Brancourt dans son article intitulé
Stratégies professionnelles et organisations des familles,
1989, élucide ce qui construit le profil des trajectoires
de ceux qui vivent en famille, explique la diversité des
stratégies individuelles et la permanence d'un modèle familial
où les hommes et les femmes investissent des espaces différents
et complémentaires. Ainsi, à partir d'une recherche sur les
conditions d'apparition et de développement de carrières
féminines et masculines, elle propose des pistes d'analyse pour
interpréter quelques unes des nouvelles composantes de la famille
contemporaine. A travers les conditions familiales de développement de
carrière des individus qui vivent en couple avec enfant, elle montre que
les stratégies d'emploi du couple sont interactives. Ces interactions
définissent d'une part la nature de l'investissement professionnel de
chacun des conjoints. D'autre part, elles définissent le profil de
distribution des rôles conjugaux. Ainsi, une forte liaison existe entre
la logique de l'interaction et les formes et moyens de l'organisation
domestique. Elle notifie par ailleurs que les stratégies
professionnelles et leur dépendance dans les couples sont des dimensions
à privilégier pour interpréter les modes d'organisation
familiale. Malgré le fait que le contexte économique aujourd'hui
oblige la femme à aller sur le marché de travail,
l'éducation des enfants doit la préoccuper.

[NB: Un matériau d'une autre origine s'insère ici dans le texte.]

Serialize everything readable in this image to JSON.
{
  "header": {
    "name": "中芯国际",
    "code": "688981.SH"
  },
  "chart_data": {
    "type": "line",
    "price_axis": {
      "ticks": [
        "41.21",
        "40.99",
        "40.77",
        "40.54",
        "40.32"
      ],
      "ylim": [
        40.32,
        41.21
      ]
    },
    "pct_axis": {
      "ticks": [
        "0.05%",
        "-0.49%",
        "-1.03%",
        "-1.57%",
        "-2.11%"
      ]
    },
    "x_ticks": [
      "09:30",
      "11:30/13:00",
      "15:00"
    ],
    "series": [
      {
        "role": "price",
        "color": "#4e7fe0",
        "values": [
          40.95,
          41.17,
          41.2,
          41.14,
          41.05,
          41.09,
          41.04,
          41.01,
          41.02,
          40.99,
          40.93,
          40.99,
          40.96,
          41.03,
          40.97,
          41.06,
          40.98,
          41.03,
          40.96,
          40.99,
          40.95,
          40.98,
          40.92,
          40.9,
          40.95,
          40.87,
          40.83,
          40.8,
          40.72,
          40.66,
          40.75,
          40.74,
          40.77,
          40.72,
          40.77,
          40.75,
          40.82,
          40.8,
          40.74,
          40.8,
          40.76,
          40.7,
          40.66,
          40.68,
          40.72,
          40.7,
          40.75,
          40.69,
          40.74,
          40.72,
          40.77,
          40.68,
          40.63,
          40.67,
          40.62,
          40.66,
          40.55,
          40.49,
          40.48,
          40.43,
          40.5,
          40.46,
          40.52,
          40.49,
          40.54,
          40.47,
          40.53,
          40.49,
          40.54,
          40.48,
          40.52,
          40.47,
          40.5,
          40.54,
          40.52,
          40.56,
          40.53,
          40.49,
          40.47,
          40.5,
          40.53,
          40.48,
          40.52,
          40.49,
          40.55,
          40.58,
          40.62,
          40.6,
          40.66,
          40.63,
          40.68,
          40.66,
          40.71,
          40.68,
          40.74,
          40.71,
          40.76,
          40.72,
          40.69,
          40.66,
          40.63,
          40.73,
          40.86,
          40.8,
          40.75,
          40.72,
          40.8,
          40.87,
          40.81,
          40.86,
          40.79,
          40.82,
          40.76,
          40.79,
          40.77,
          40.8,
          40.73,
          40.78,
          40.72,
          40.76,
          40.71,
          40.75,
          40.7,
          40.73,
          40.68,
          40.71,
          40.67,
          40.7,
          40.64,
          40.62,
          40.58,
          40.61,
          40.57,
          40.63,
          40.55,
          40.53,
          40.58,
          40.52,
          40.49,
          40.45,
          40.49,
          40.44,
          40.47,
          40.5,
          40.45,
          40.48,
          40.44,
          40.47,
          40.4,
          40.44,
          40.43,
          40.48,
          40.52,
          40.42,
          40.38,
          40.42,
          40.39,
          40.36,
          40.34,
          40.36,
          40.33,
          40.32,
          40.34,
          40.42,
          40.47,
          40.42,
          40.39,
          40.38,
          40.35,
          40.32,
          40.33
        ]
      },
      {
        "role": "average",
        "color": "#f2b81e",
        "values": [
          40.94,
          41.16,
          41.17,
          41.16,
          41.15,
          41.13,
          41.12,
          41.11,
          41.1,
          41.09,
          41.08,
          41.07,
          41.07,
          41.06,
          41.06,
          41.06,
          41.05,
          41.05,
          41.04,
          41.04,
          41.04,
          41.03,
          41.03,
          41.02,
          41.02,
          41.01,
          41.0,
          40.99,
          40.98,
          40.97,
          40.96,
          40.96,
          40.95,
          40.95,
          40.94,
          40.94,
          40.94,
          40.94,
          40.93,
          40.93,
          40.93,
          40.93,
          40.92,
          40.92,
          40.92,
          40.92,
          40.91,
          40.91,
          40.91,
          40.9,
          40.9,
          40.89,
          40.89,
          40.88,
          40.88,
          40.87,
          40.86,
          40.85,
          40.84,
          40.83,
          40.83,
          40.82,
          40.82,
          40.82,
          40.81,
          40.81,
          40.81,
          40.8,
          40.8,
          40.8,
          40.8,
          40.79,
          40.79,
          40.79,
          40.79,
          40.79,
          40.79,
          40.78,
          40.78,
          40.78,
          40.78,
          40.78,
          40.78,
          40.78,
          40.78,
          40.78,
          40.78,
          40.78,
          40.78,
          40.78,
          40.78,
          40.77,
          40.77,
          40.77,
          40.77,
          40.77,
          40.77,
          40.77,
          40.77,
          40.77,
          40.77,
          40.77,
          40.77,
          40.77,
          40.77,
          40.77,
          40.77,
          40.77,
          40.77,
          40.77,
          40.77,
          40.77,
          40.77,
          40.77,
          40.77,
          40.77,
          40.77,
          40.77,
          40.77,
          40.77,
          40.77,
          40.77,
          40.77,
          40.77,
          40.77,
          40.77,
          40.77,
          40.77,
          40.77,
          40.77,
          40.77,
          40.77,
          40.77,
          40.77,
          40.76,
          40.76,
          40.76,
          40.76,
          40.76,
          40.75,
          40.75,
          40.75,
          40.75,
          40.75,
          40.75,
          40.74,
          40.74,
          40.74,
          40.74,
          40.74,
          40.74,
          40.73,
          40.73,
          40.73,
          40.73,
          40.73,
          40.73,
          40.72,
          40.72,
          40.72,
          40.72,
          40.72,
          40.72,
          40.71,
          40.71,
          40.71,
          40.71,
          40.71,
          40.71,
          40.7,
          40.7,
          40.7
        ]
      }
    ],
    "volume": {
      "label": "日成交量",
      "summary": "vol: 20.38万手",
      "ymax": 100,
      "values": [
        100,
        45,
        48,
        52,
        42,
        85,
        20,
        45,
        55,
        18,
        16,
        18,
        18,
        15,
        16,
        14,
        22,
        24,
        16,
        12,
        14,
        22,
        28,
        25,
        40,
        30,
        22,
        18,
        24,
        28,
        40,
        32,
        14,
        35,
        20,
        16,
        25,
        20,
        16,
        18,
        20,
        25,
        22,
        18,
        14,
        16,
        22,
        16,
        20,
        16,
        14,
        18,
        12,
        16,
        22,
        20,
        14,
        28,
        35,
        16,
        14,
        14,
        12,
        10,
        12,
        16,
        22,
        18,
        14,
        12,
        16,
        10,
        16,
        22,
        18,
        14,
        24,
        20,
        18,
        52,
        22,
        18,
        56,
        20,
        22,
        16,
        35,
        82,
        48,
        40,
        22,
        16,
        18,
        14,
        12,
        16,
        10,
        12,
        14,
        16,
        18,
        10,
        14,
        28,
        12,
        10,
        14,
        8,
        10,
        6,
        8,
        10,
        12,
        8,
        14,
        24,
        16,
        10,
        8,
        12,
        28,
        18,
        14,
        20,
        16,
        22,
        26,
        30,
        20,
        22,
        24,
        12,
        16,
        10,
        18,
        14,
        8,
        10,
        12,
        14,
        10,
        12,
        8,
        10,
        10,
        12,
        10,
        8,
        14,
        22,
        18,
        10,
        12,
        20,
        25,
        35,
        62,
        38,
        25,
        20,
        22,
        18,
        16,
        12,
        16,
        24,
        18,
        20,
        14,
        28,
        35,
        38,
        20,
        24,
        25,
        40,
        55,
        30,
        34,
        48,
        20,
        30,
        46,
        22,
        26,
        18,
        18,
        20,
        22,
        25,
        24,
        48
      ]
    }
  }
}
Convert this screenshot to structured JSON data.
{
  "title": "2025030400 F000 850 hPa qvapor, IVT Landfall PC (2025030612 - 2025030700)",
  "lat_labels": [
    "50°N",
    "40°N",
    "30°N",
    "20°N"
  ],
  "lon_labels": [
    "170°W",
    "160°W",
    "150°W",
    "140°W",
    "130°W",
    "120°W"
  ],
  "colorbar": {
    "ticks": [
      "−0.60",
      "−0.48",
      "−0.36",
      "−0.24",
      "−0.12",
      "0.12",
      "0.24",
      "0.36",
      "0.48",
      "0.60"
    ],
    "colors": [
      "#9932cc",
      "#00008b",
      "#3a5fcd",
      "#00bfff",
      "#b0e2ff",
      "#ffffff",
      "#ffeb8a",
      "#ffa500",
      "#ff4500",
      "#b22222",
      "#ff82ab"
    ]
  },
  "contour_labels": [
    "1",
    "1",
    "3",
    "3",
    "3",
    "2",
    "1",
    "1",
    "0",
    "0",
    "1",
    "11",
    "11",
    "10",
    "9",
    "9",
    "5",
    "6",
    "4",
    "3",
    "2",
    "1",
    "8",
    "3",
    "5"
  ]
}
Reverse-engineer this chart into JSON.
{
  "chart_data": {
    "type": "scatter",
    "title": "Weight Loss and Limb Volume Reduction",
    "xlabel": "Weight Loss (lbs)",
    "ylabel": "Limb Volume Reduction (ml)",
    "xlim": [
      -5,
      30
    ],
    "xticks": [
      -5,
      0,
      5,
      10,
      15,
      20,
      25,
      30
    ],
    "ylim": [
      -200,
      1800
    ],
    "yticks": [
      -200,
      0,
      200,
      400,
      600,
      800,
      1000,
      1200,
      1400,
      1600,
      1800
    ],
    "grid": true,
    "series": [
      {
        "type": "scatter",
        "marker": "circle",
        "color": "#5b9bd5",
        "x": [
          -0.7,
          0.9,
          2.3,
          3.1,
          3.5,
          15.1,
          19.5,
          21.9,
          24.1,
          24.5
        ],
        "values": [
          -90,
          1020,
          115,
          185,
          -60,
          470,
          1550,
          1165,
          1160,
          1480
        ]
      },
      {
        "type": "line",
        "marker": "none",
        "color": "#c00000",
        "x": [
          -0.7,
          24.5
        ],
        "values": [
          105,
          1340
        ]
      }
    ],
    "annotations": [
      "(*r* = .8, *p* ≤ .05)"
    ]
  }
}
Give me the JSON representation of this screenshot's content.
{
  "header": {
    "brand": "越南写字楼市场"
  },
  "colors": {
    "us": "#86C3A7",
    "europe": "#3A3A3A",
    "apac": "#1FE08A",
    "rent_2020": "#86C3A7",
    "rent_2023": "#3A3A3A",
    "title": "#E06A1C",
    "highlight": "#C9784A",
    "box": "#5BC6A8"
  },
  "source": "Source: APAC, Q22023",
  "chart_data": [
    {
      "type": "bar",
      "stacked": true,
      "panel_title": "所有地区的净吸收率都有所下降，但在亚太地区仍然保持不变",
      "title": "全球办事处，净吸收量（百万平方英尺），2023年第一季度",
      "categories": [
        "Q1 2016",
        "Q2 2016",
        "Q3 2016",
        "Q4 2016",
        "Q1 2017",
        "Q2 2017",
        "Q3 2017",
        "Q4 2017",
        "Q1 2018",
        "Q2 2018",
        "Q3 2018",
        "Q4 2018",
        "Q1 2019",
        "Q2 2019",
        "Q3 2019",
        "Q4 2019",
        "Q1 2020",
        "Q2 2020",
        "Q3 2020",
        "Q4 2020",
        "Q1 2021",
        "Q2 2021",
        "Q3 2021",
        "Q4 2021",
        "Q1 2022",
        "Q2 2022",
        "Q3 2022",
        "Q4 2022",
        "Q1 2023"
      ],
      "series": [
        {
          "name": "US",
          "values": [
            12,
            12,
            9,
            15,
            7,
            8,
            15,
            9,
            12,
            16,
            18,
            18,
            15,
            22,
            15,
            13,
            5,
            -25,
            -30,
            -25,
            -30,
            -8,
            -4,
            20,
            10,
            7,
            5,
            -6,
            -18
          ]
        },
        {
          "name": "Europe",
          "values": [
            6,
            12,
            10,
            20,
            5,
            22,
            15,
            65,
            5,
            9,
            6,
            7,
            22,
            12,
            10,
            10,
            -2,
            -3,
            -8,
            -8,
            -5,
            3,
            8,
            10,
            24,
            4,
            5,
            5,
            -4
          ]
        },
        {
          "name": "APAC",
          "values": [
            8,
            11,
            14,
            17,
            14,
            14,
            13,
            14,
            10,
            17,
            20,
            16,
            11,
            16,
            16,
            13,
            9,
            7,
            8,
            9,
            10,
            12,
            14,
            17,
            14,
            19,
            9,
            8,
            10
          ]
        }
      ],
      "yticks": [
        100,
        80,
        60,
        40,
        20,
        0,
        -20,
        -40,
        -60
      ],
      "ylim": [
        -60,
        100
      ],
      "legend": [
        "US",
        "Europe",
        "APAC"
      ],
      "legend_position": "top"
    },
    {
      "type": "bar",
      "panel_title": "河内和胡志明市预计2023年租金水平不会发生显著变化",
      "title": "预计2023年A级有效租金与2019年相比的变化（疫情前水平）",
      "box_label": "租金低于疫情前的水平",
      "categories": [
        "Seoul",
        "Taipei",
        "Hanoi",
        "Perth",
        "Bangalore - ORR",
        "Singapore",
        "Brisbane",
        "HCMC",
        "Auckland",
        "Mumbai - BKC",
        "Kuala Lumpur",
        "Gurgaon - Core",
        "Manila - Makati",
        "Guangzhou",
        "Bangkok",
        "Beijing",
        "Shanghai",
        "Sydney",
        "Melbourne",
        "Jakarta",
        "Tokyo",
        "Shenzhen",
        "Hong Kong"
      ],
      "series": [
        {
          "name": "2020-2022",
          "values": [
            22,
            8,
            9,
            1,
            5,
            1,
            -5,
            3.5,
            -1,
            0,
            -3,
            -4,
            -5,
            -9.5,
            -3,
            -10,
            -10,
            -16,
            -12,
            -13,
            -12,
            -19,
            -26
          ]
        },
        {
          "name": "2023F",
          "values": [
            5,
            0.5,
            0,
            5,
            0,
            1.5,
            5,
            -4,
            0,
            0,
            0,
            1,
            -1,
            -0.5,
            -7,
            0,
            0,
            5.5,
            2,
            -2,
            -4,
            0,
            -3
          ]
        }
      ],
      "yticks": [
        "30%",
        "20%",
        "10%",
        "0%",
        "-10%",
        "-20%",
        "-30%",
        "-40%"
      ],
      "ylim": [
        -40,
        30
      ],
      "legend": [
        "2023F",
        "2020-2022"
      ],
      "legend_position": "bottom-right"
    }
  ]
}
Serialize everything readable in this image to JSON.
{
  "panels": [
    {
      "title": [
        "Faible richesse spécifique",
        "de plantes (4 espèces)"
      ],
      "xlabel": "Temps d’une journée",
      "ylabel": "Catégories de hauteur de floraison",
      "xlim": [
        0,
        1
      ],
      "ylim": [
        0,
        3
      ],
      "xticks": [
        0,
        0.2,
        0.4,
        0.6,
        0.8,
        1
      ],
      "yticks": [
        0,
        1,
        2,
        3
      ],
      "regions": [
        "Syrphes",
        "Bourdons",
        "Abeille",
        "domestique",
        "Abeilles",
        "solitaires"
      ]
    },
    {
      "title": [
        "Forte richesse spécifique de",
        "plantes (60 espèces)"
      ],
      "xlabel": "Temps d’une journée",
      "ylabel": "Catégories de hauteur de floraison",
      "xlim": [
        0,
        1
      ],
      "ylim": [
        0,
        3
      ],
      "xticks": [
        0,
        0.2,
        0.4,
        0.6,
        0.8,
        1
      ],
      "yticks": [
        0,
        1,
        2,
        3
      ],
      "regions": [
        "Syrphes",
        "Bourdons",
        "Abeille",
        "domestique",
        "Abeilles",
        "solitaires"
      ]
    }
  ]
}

Ainsi donc, pour Durkheim dans son ouvrage
Education et sociologie, 1992, l'éducation est
une « socialisation méthodique et elle correspond au besoin
pour toute société de s'assurer les bases de ces conditions
d'existence ». L'auteur voit qu'elle s'opère dès la
naissance, au sein de la famille, certes mais c'est à l'école
qu'elle est systématisée de sorte que celle-ci devient le lieu
central de la continuité sociale lorsqu'il s'agit de la transmission des
valeurs, des normes et des savoirs. L'auteur a essentiellement
étudié la socialisation des jeunes générations
à l'école, au sein du « système
scolaire ».
Pendant qu'il met l'accent sur l'école, Assaba
quant à lui, dans son ouvrage Vivre et savoir en
Afrique : Essai sur l'éducation orale en yoruba, 2000,
met l'accent sur l'éducation non scolaire. Assaba montre
que chez ces peuples, instruire n'est pas éduquer. Pour lui,
l'instruction n'est qu'un moyen parmi tant d'autres permettant de former
l'homme, c'est-à-dire l'éduquer. Pour les yoruba, s'instruire,
c'est acquérir des connaissances livresques, ce qui n'est pas être
éduqué. L'éducation vise toujours un idéal comme le
dit aussi Aristote dans revue trimestrielle
d'éducation comparée. Pour ce dernier, la
finalité de l'éducation est identique à la finalité
de l'homme. Toute éducation vise explicitement ou implicitement un
idéal humain. Tous les auteurs cités, dans leurs majorité
ne se sont pas attardés sur l'éducation des enfants dans les
différentes recherches menées sur la conciliation de la vie
professionnelle et celle familiale. Tous les parents en général
et les mères salariées en particulier rêvent d'une bonne
éducation pour leurs enfants. Pour ce fait, les femmes salariées
développent des stratégies pouvant les aider à assurer
l'éducation des enfants même quand elles sont absentes. Mais
l'intérêt de ce travail de recherche est d'examiner, après
analyse des grands axes identifiés, le dispositif organisationnel mis en
place par les femmes enquêtées pour concilier efficacement leur
travail à l'éducation de leurs enfants.